TFC responded well, coming very close to scoring the equalizer several times. But by the time the halftime whistle was blown they were down 2-0.
When play resumed, however, they continued their fight. Robbie Findley found the back of the net to cut New England's lead in half. Everything was going Toronto's way.
Then they blew it. Michael Bradley, for some inexplicable reason, decided to twirl aimlessly at the top of his box and spilled the ball to Kelyn Rowe. Opposing players don't miss gift-wrapped chances like that, certainly not against Toronto FC.
This time there was no coming back, all of that fight and resilience evaporated and Toronto trudged around the field for the rest of the match, wondering how they let a gun that looked so ready to deliver a killing blow end up misfiring into their own foot.
Once again defensive mistakes cost Toronto Sunday's game, just as they are about to cost them one of the top four seeds in the Eastern Conference heading into the playoffs.
What's so frustrating is how unavoidable the majority of those defensive mistakes have been.

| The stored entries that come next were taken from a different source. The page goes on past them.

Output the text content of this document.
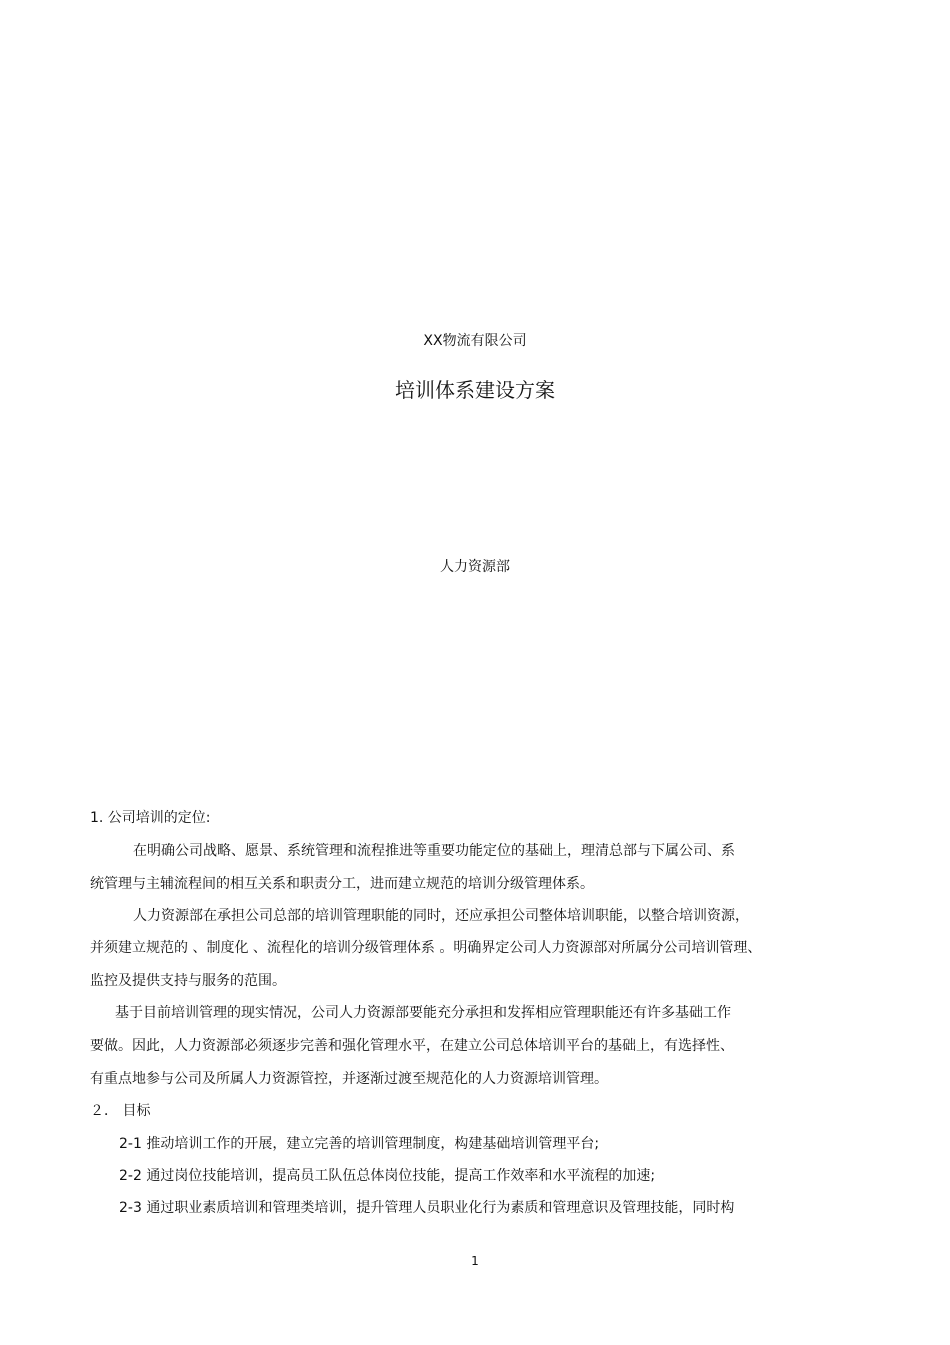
XX物流有限公司
培训体系建设方案
人力资源部
1. 公司培训的定位:
在明确公司战略、愿景、系统管理和流程推进等重要功能定位的基础上，理清总部与下属公司、系
统管理与主辅流程间的相互关系和职责分工，进而建立规范的培训分级管理体系。
人力资源部在承担公司总部的培训管理职能的同时，还应承担公司整体培训职能，以整合培训资源，
并须建立规范的 、制度化 、流程化的培训分级管理体系 。明确界定公司人力资源部对所属分公司培训管理、
监控及提供支持与服务的范围。
基于目前培训管理的现实情况，公司人力资源部要能充分承担和发挥相应管理职能还有许多基础工作
要做。因此，人力资源部必须逐步完善和强化管理水平，在建立公司总体培训平台的基础上，有选择性、
有重点地参与公司及所属人力资源管控，并逐渐过渡至规范化的人力资源培训管理。
２． 目标
2-1 推动培训工作的开展，建立完善的培训管理制度，构建基础培训管理平台;
2-2 通过岗位技能培训，提高员工队伍总体岗位技能，提高工作效率和水平流程的加速;
2-3 通过职业素质培训和管理类培训，提升管理人员职业化行为素质和管理意识及管理技能，同时构
1
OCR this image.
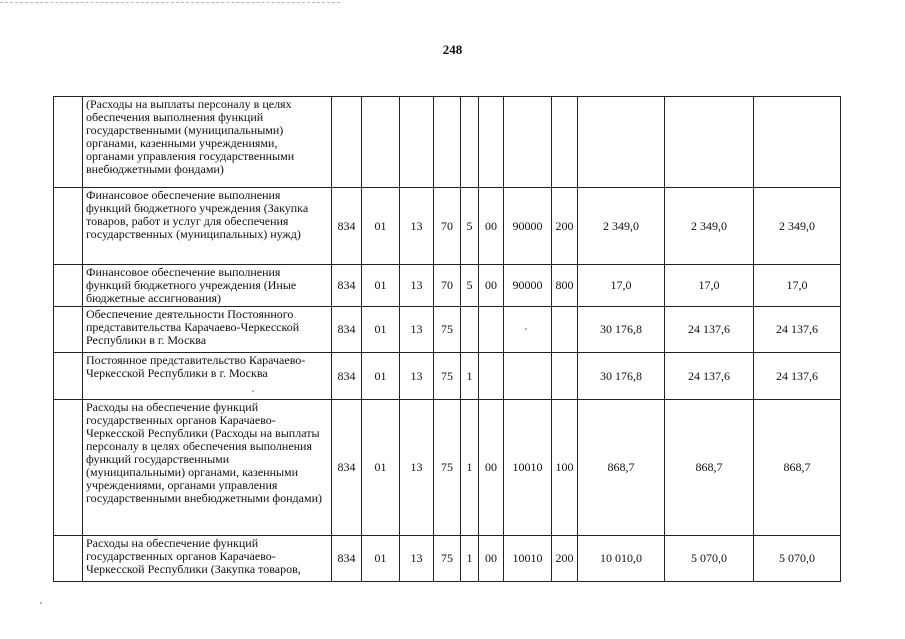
248
	(Расходы на выплаты персоналу в целях обеспечения выполнения функций государственными (муниципальными) органами, казенными учреждениями, органами управления государственными внебюджетными фондами)											
	Финансовое обеспечение выполнения функций бюджетного учреждения (Закупка товаров, работ и услуг для обеспечения государственных (муниципальных) нужд)	834	01	13	70	5	00	90000	200	2 349,0	2 349,0	2 349,0
	Финансовое обеспечение выполнения функций бюджетного учреждения (Иные бюджетные ассигнования)	834	01	13	70	5	00	90000	800	17,0	17,0	17,0
	Обеспечение деятельности Постоянного представительства Карачаево-Черкесской Республики в г. Москва	834	01	13	75					30 176,8	24 137,6	24 137,6
	Постоянное представительство Карачаево-Черкесской Республики в г. Москва	834	01	13	75	1				30 176,8	24 137,6	24 137,6
	Расходы на обеспечение функций государственных органов Карачаево-Черкесской Республики (Расходы на выплаты персоналу в целях обеспечения выполнения функций государственными (муниципальными) органами, казенными учреждениями, органами управления государственными внебюджетными фондами)	834	01	13	75	1	00	10010	100	868,7	868,7	868,7
	Расходы на обеспечение функций государственных органов Карачаево-Черкесской Республики (Закупка товаров,	834	01	13	75	1	00	10010	200	10 010,0	5 070,0	5 070,0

Under Vanney, Toronto FC have been an offensive team first, and currently have the second most goals in Major League Soccer this season. Unfortunately, that offense style has often come with the sacrifice of the team's defensive play.

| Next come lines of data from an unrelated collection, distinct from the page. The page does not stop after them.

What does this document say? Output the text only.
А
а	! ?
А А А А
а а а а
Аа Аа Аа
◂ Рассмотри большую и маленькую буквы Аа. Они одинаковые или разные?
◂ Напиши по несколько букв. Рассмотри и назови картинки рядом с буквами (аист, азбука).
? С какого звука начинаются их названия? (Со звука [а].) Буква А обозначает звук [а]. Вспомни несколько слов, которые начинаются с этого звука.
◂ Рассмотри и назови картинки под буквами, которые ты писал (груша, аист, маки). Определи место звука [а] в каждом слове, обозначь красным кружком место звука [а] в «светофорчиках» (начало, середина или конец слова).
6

On Sunday, this was evident before the game had ever started. Without Benoit Cheyrou and Collen Warner at his disposal, Greg Vanney elected to start two attacking midfielders in the middle of the field. Even with five at the back it was an offensive gamble that ended up costing the team.
The mistakes continue to build up because of the style Toronto elects to play, specifically at the back.
Part of the Toronto FC offensive revolution has been their ability to play the ball out of the back, which allows the team to hold possession and dictate the play.
The problem with this? Toronto FC defenders are taking too many risks at the back and it is costing them. The team has conceded the second most goals in the league, with 46.
Passes out of the back are being intercepted, turned into counter attacks, and finding their way into the back of the Toronto net at an alarming rate.
It happened in a loss to New York Red Bulls earlier in the month, it happened in a 4-1 victory over Orlando City, it happened the last time Toronto played the New England Revolution. Those are just the obvious examples from the past month.
Playing it safe at the back isn't always pretty, rarely helps in the accumulation of possession, and is starting to lose a grip in the modern game. But for a team that gives up goals as easily as Toronto does, safe is better than sorry.
If there is one thing this team hasn't had problems doing this season, at least not in a macro sense, it is scoring goals. This is why the tactics and risks taken by Toronto are so confusing.
A lot of things that have been implemented in the Vanney era have been positive: game in and game out Toronto are a difficult team to play against. Offensively they are dangerous, at home they are relentless.
But unless the team figures out a way to limit, or eliminate as best they can, defensive mistakes, Sunday's game will continue to be the standard.
It won't matter how much possession, how many shots and how many chances Toronto FC can generate.